I just started reading some Pascal the other night and he says some interesting things about Christ. Often times I wonder why I read so many accounts written by man concerning the nature of God, and I so very seldom read the bible. I can't answer the question completely, the bible is hard to fathom, and it is hard to apply. It is very distant and unreal to me when I read it. When I read of other people's understanding of God, it makes God real, maybe the literary technique, or maybe it's just the fact that if a normal person can gather these ideas, then why can't I? It's some sort of fallacy. It's like I don't know how to read the bible or something strange like that. I've been having a hard time making sense of anything, my mind seems to exist in some fog where any lead I have on a breakthrough merely ends up at a point of contradiction, nothing is connecting. I'm adrift in some current circling an absolute truth, which by definition itself can be understood as a paradox. The "leap of faith", the fact that God will never be understood, and yet, we are to have faith in him. We are to put faith in something we don't understand. I can say that I believe that God loves me, but those are merely words. Kierkegaard talks about the idea that having faith (by defintion of "faith") implies doubt at the same time. It would not take faith to believe in something you can not doub (like the objective), a rather rational way of looking at it perhaps. God is simple, and he is just as complex. I'm just a ball on the end of some tether in space, miles and miles of rope twist and knot and swirl all leading back to the one thing I can't deny...God as the center of reason and motive, and love. This cognitive awareness is a handicap.

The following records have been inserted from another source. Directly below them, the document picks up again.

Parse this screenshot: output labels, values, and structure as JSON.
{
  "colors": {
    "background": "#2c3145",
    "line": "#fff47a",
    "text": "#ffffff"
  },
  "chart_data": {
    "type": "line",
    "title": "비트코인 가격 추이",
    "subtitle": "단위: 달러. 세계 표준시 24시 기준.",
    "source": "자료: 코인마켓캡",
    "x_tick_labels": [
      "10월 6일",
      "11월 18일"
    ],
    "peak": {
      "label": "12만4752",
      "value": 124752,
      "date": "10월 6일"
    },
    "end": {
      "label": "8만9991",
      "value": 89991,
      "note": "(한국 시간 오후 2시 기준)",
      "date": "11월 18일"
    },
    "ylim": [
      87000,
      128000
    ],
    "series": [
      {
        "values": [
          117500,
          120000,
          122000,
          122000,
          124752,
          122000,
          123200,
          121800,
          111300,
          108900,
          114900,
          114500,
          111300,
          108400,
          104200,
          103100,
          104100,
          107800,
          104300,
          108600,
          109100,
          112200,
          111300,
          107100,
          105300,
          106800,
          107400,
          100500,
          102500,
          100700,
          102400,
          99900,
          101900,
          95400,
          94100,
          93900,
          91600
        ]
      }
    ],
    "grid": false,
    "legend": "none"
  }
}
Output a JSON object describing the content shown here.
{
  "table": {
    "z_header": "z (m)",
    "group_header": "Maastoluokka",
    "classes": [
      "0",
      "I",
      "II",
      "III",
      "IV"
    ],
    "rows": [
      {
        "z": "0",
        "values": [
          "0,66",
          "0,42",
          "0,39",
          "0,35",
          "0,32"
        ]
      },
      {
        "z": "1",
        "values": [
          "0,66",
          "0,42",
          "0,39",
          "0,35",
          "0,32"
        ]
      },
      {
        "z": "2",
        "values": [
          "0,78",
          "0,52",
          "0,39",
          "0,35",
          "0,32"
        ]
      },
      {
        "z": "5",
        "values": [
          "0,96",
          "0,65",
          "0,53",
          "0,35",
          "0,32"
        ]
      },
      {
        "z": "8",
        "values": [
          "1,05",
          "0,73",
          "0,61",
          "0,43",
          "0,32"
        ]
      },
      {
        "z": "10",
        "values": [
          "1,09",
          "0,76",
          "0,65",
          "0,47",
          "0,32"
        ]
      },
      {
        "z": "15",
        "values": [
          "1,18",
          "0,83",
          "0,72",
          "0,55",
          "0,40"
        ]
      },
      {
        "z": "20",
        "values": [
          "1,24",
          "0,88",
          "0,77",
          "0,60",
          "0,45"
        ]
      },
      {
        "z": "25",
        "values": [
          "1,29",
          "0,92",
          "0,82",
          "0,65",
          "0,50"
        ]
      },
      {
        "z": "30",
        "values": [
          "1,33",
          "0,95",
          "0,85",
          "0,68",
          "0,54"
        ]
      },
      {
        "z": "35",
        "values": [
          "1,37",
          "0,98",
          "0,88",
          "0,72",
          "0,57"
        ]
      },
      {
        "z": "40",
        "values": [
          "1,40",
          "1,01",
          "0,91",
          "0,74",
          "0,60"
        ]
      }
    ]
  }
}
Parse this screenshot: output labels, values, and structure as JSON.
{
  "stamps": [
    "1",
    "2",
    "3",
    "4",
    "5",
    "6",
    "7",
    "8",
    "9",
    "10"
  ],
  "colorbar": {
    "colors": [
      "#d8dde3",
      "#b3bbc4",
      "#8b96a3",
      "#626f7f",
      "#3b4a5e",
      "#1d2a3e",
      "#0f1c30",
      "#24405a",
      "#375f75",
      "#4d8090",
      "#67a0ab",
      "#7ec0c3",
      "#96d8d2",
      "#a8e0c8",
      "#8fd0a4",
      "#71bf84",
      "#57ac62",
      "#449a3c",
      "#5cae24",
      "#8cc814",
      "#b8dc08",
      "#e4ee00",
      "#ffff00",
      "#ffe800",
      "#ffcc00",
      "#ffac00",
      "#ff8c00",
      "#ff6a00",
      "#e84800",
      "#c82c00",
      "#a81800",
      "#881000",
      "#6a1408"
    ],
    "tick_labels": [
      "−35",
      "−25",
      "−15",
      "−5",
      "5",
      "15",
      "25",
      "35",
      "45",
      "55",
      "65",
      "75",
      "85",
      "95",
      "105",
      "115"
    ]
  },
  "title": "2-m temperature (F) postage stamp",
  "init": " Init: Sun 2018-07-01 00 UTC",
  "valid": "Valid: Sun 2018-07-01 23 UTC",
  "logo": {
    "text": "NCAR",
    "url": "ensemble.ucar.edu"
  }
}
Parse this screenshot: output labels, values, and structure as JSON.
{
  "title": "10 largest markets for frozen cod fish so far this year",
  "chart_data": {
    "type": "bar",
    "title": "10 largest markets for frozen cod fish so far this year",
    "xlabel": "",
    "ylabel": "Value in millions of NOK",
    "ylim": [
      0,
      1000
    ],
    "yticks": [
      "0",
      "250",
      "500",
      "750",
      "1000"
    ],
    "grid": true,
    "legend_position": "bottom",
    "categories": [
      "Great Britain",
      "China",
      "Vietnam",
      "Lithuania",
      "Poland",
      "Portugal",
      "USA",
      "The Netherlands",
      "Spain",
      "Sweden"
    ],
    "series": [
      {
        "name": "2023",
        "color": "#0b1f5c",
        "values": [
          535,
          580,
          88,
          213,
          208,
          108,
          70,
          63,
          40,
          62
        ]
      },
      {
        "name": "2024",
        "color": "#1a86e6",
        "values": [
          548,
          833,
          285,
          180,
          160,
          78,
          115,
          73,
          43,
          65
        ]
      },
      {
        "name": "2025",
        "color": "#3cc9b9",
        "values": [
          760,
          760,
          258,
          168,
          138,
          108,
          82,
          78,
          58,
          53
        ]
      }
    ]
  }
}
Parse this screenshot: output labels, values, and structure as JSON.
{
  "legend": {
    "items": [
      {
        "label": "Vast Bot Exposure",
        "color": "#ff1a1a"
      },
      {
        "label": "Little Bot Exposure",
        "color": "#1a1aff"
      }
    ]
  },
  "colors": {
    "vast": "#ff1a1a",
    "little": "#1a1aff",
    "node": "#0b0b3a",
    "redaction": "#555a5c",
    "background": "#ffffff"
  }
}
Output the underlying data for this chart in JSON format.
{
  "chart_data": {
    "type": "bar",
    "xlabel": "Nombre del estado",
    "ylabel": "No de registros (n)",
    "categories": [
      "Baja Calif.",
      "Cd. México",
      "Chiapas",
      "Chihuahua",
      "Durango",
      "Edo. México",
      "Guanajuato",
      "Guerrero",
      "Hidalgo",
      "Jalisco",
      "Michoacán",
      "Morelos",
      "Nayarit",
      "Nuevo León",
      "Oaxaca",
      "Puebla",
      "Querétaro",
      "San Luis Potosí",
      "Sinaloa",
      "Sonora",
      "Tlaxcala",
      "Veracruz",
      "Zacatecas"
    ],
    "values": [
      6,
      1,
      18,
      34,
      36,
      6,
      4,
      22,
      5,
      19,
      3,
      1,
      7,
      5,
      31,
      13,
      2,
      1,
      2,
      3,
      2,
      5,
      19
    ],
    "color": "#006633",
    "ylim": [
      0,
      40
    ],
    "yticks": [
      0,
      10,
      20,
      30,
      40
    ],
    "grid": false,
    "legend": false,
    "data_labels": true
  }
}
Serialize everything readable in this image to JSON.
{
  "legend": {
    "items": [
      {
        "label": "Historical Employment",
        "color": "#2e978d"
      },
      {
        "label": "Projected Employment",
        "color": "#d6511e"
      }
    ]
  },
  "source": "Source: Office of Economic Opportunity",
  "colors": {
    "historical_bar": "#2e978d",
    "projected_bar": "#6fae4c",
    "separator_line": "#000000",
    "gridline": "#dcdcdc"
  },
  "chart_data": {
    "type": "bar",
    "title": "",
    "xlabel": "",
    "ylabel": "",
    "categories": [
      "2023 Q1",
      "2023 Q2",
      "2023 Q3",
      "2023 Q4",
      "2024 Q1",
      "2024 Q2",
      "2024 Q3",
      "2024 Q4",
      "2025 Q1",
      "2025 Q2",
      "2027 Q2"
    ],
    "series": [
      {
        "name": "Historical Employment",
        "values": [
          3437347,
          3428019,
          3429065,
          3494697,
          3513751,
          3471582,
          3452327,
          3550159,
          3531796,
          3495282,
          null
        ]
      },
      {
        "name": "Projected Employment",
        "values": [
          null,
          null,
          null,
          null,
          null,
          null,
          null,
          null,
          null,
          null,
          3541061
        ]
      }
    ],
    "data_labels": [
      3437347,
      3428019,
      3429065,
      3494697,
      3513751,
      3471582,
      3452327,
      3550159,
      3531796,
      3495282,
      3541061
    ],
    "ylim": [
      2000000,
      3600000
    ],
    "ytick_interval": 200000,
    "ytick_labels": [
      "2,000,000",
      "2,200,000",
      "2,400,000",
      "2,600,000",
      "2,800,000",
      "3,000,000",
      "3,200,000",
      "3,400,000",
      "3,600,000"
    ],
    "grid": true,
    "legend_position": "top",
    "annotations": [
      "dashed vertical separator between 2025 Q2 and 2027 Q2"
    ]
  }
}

"For after all what is man in nature? A nothing in relation to infinity, all in relation to nothing, a central point between nothing and all and infinitely far from understanding either. The ends of things and their beginnings are impregnably concealed from him in an impenetrable secret. He is equally incapable of seeing the nothingness out of which he was drawn and the infinite in which he is engulfed."

Tuesday, February 13, 2007

albert camus

"And from the ends of the earth, across thousands of miles of land and sea, kindly, well meaning speakers tried to voice their fellow-feeling, and indeed did so, but at the same time proved the utter incapacity of every man truly to share in suffering that he cannot see"

""In fact, like our fellow citizens, Rieux was caught off his guard, and we should understand his hesitations in the light of the this fact; and similarily understand how he was torn between conflicting fears and confidence. When a war breaks out, people say: "It's too stupid, it can't last long." But though a war may well be "too stupid, " that doesn't prevent its lasting. Stupidity has a knack of getting in its way; as we should see if we were not always so much wrapped up in ourselves.
In this respect our townsfolk were like everybody else, wrapped up in themselves; in other words they were humanists: they disbelieved in pestilences. A pestilence isn't a thing made to man's measure; therefore we tell ourselves that pestilence is a mere bogy for the mind, a bad dream that will pass away. But it doesn't pass away and, from one bad dream to another, it is men who pass away and the humanists are the first of all, because they haven't taken thier precautions. Our townsfolk were not more to blame than others; they forgot to be modest, that was all, and thought that everything still was possible for them; which presupposed that pestilences were impossible. They went on doing business, arranged for journeys, and formed views. How should they have given a thought to anything like plague, which rules out any future, cancels journeys, silences the exchange of views. They fancied themselves free, and no one will ever be free as long as their are pestilences."

Monday, February 12, 2007

winter of discontent.

boy, my "instincts" really screwed me this last winter. no good.